Generally, unit tests are taken to mean that a class is tested in isolation. In our case, a unit test for the Card class is completely isolated because it has no dependencies.

However, our Deck class depends on the Card class, leading us to make a choice between the following two alternatives:

  • Create a Mock object to stand in for the Card class. This lets us test the Deck class in complete isolation. Doing this means we either use patch() (or monkeypatch.setattr()), or we design the Deck class so it doesn’t have a direct dependency on Card.

  • Test the Deck class knowing it depends on the Card class. In this case we haven’t isolated the two classes, pushing the edge of the envelope on one of the ideas behind unit testing. It’s not clear that this is utterly evil, however. It’s acceptable when we can create an integrated test of the Deck class which also tests all of the features of the Card class.

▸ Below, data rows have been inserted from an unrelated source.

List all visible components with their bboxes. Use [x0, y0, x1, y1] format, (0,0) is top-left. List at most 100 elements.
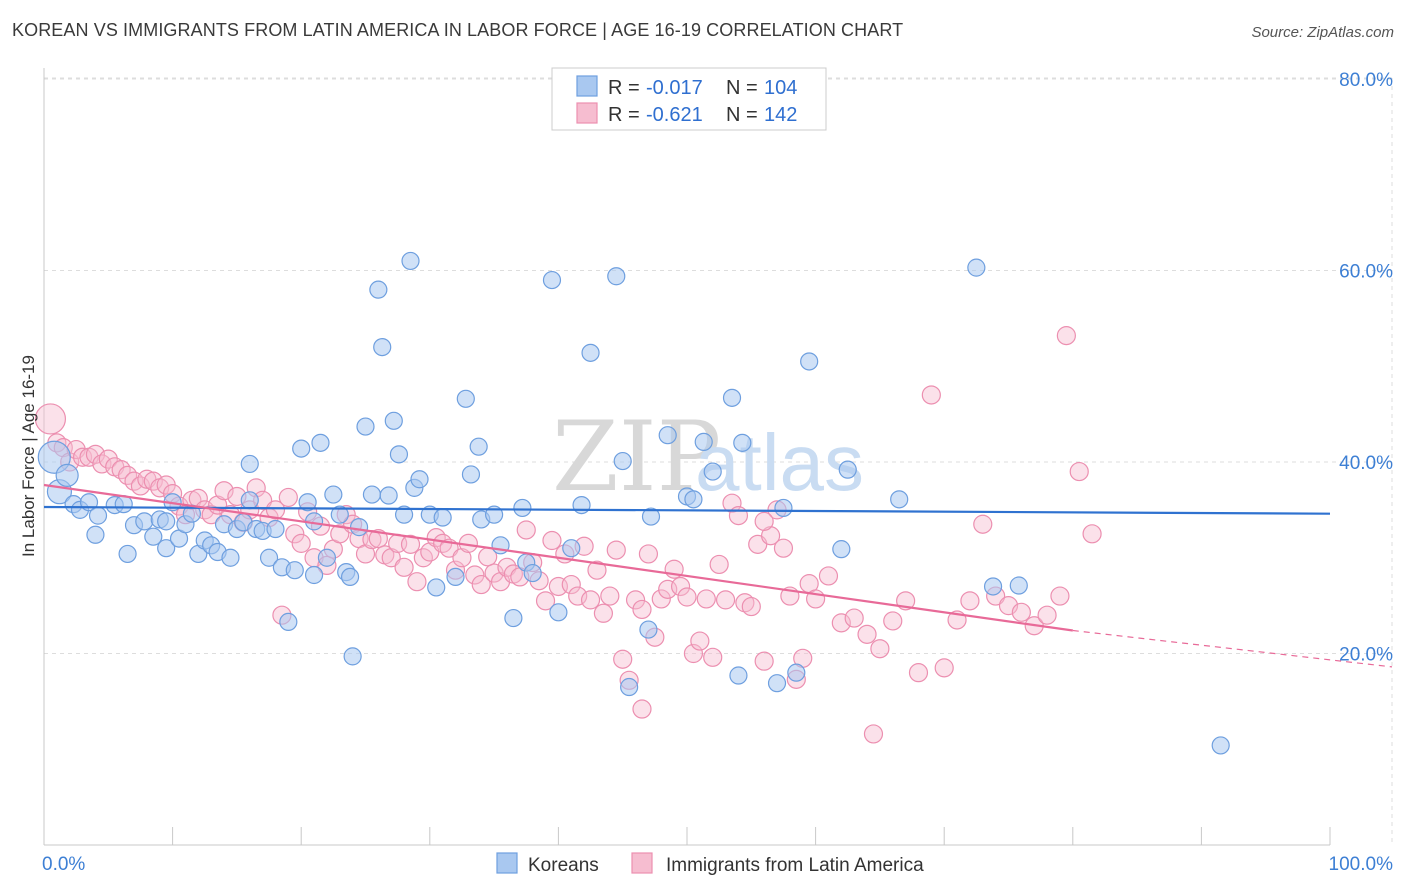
korean-point [684, 490, 703, 509]
latin-america-point [728, 506, 749, 526]
korean-point [967, 258, 986, 277]
korean-point [613, 451, 632, 471]
latin-america-point [908, 663, 929, 683]
latin-america-point [593, 603, 614, 623]
korean-point [641, 507, 661, 526]
korean-point [86, 525, 105, 544]
y-tick-label: 60.0% [1339, 262, 1393, 283]
latin-america-point [638, 544, 659, 564]
latin-america-point [677, 587, 697, 607]
korean-point [456, 389, 475, 408]
korean-point [298, 493, 317, 512]
korean-point [983, 577, 1003, 596]
legend-r-value-1: -0.017 [646, 77, 703, 99]
latin-america-point [844, 608, 864, 628]
latin-america-point [632, 599, 652, 620]
latin-america-point [568, 586, 588, 606]
latin-america-point [715, 590, 736, 610]
korean-point [427, 578, 446, 597]
latin-america-point [1037, 605, 1057, 625]
korean-point [135, 512, 154, 531]
korean-point [266, 519, 285, 539]
y-tick-label: 40.0% [1339, 453, 1393, 474]
korean-point [304, 565, 324, 585]
korean-point [774, 498, 793, 518]
latin-america-trend-extension [1072, 629, 1393, 668]
korean-point [401, 251, 420, 271]
korean-point [340, 567, 360, 587]
korean-point [607, 267, 626, 286]
latin-america-point [632, 699, 652, 719]
latin-america-point [1050, 586, 1070, 606]
legend-n-label-2: N = [726, 104, 758, 126]
korean-point [581, 343, 600, 362]
latin-america-point [696, 589, 716, 609]
latin-america-point [535, 591, 556, 611]
latin-america-point [561, 574, 581, 595]
korean-point [88, 506, 108, 525]
latin-america-point [683, 643, 704, 664]
latin-america-points [34, 326, 1102, 744]
koreans-trend-line [43, 505, 1331, 515]
latin-america-point [368, 528, 388, 549]
y-tick-label: 80.0% [1339, 70, 1393, 91]
korean-point [369, 280, 388, 299]
latin-america-point [754, 651, 774, 671]
latin-america-point [34, 403, 67, 435]
korean-point [562, 539, 581, 558]
korean-point [549, 603, 568, 622]
x-tick-label: 100.0% [1329, 854, 1394, 875]
latin-america-point [1082, 524, 1102, 544]
latin-america-point [580, 590, 601, 610]
korean-point [1009, 576, 1028, 595]
korean-point [389, 445, 409, 464]
latin-america-point [278, 487, 298, 508]
korean-point [890, 490, 909, 509]
bottom-legend-latin-america: Immigrants from Latin America [666, 855, 924, 876]
watermark-atlas: atlas [695, 418, 864, 507]
latin-america-point [285, 524, 305, 544]
legend-n-value-1: 104 [764, 77, 797, 99]
korean-point [787, 663, 806, 682]
korean-point [504, 608, 523, 628]
latin-america-point [516, 520, 536, 540]
korean-point [118, 544, 137, 564]
latin-america-point [703, 647, 723, 667]
latin-america-point [407, 572, 427, 592]
series-legend: Koreans Immigrants from Latin America [496, 852, 924, 876]
legend-n-label-1: N = [726, 77, 758, 99]
latin-america-point [355, 544, 376, 564]
latin-america-point [1011, 602, 1031, 622]
korean-point [461, 465, 481, 484]
korean-point [317, 548, 337, 567]
korean-point [240, 454, 259, 474]
korean-point [285, 561, 304, 580]
legend-n-value-2: 142 [764, 104, 797, 126]
korean-point [362, 485, 382, 504]
stats-legend: R = -0.017 N = 104 R = -0.621 N = 142 [551, 67, 827, 131]
korean-point [157, 539, 176, 558]
legend-swatch-koreans [576, 75, 598, 97]
latin-america-point [330, 524, 350, 544]
latin-america-point [670, 576, 691, 597]
latin-america-point [465, 565, 485, 585]
legend-r-label-2: R = [608, 104, 640, 126]
korean-point [343, 647, 362, 666]
latin-america-point [394, 557, 414, 577]
korean-point [221, 548, 240, 567]
korean-point [639, 620, 658, 639]
latin-america-point [613, 649, 633, 669]
korean-point [349, 518, 369, 537]
korean-point [384, 411, 403, 430]
latin-america-point [973, 514, 993, 534]
korean-point [292, 439, 311, 458]
latin-america-point [1069, 461, 1089, 482]
axis-ticks: 20.0% 40.0% 60.0% 80.0% 0.0% 100.0% [42, 70, 1393, 875]
korean-point [838, 460, 857, 479]
latin-america-point [831, 613, 851, 633]
latin-america-point [85, 444, 106, 464]
latin-america-point [291, 533, 311, 553]
latin-america-point [741, 596, 761, 617]
latin-america-point [754, 511, 774, 531]
latin-america-point [921, 385, 941, 405]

The choice depends on the relative complexity of the Card class, whether or not the Deck class and Card class will evolve independently, and whether or not we can test all of the Card class and Deck class.

Some folks demand that all testing be done in “complete” isolation with Mock objects. In order to reduce the number of patches, we need to consider ways of making the the two classes independent. We could, for example, provide the Card class as a parameter to the Deck class, removing the implicit dependency, and making testing simpler.

Looking Forward

Programming involves writing application code as well as test code. In many cases, we’ll write a great deal of test code for relatively small – but important – pieces of application code.

It helps to have an easy-to-use testing tool. The pytest tool makes it easy to run a complete suite of unit tests, confirming that everything we write behaves as we expected.

In the next chapter we’ll look at one of the other important parts of creating trusted, high-quality code: the documentation. While a simple README.rst is helpful, using the sphinx tool produces more complete, and easier to use documentation with relatively little work.